/TEXTE/ Lucas Talbotier

Conversation entre Lucas Talbotier et l'artiste Nathan Bertet

Nathan Bertet, comme Lucas Talbotier, est peintre. Les deux hommes se sont rencontrés en 2015, aux Beaux-Arts, dans l’atelier de James Reilly que Nathan, légèrement plus jeune, a rejoint quelques années après Lucas. Ils sont devenus amis, puis le sont restés, chacun offrant à l’autre un regard extérieur et bienveillant sur ses œuvres en gestation, ainsi que ses réflexions sur cette préoccupation commune qui les anime : comment peindre. 

 

Le 10 septembre 2024, Nathan a rendu visite à Lucas dans son atelier de Montrouge, et à la demande de ce dernier, a enregistré et transcrit leur conversation, éditée et reproduite ci-après.

 

(Nathan est arrivé depuis une dizaine de minutes, il aide Lucas à déplacer les toiles terminées, pour les mettre de côté un mois tout juste avant l’exposition – et ce dernier surprend le regard qu’il pose sur un détail de l’une d’elles).

 

 


 

 

 

Lucas :

Tu l’as vue, cette tâche, en bas ?

 

Nathan :

La blanche ?

 

Lucas :

Oui, elle te dérange ?

 

Nathan :

Non… Mais ce blanc sur le jaune c’est la même histoire que le bleu qui passait sur ta branche tout à l’heure, dans l’autre toile dont on a discuté et que tu m’as dis vouloir retoucher. Est-ce que ta peinture est une peinture qui se retouche, sur laquelle tu dois revenir plusieurs fois ? Toi cela te dérange, mais bon, tu n’es pas en train de faire un Courbet ou… d’ailleurs, je ne sais pas si un Courbet, cela se retouche.

 

Lucas :

Courbet, ce n’est pas le bon exemple, à mon avis. Il y a des choses que tu ne tolères pas et d’autres que tu admets dans tes peintures. C’est une question de tolérance : chacun son langage.

 

Nathan :

Pourquoi as-tu fait cette tâche blanche alors ? Tu allais faire quoi ?

 

Lucas :

J’en avais fait partout au départ. Puis, je les ai toutes repassées avec du jaune, parce que je pensais qu’il y avait du blanc dans les hortensias, mais finalement ce n’est pas du blanc comme ça …

 

Nathan :

Mais celle-là, tu l’as laissée ?

 

Lucas :

Celle-là, je la laisse… Il faut quand même laisser voir la trace de ce que j’ai essayé de faire. 

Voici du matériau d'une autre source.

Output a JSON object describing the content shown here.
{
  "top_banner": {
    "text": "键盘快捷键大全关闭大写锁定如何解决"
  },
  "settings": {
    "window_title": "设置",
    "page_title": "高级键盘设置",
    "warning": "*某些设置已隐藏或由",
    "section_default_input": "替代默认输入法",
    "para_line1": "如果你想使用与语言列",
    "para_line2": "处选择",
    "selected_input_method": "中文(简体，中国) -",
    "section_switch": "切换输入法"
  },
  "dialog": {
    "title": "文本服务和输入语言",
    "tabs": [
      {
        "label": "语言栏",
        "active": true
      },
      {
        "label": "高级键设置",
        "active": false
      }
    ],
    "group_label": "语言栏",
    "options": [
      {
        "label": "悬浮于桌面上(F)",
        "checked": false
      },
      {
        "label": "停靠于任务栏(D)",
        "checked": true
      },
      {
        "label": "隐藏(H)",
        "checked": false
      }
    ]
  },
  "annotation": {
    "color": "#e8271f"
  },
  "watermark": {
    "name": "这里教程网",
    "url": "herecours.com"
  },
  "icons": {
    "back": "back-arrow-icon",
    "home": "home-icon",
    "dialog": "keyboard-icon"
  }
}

À un moment, j’ai cru qu’il y avait du blanc sur ces hortensias.

 

Nathan :

Il y en a toujours, derrière le jaune.  Finalement du blanc, il y en a sûrement, mais il n’est pas en bloc comme tu l’avais peint. Il serait plutôt strié, avec plein de petits traits.

 

Lucas :

Il aurait dû être diffusé.

 

Nathan :

Est-ce que ça a besoin d’être retouché, au fond ? Comme ces couleurs, à gauche, sur la réserve, elles appartiennent à la peinture !

 

Lucas :

Ces couleurs, je les ai acceptées. Elles font échos aux tiges des hortensias.

 

Nathan :

Je pense que pour l’instant c’est ma préférée.

 

Lucas :

On verra… C’est ta préférée avant de voir l’exposition, après ça va changer.

 

Nathan :

À ta dernière exposition, ma préférée était le sans titre (Untitled, 2022). En y repensant maintenant, c’est toujours ma préférée.

 

(Lucas compte les peintures qui seront exposées. Elles sont pratiquement toutes disposées sur le mur.)

 

Tu fais les comptes ? Cette autre peinture, elle me fait penser à une que j’ai déjà vu, ou alors tu me l’avais peut-être déjà montrée. A priori, pour une raison obscure, elle m’évoque une toile de Barnett Newman, juste avant les premiers zips, avec un palmier.

 

Lucas : 

C’est vrai. Je n’ai pas pensé à Newman en faisant cette peinture, mais Ilse D’hollander à qui, pour le coup, j’ai beaucoup réfléchi, a forcément dû les voir.

 

Nathan :

Je l’ai rêvée ! 

Et le sujet de ta toile ce sont des oliviers ou des graminées, non ? 

 

Lucas : 

Non, ce n’est pas ça, ce n’est pas vraiment figuratif. C’est plutôt l’idée d’un arbre, et l’idée de ses feuilles.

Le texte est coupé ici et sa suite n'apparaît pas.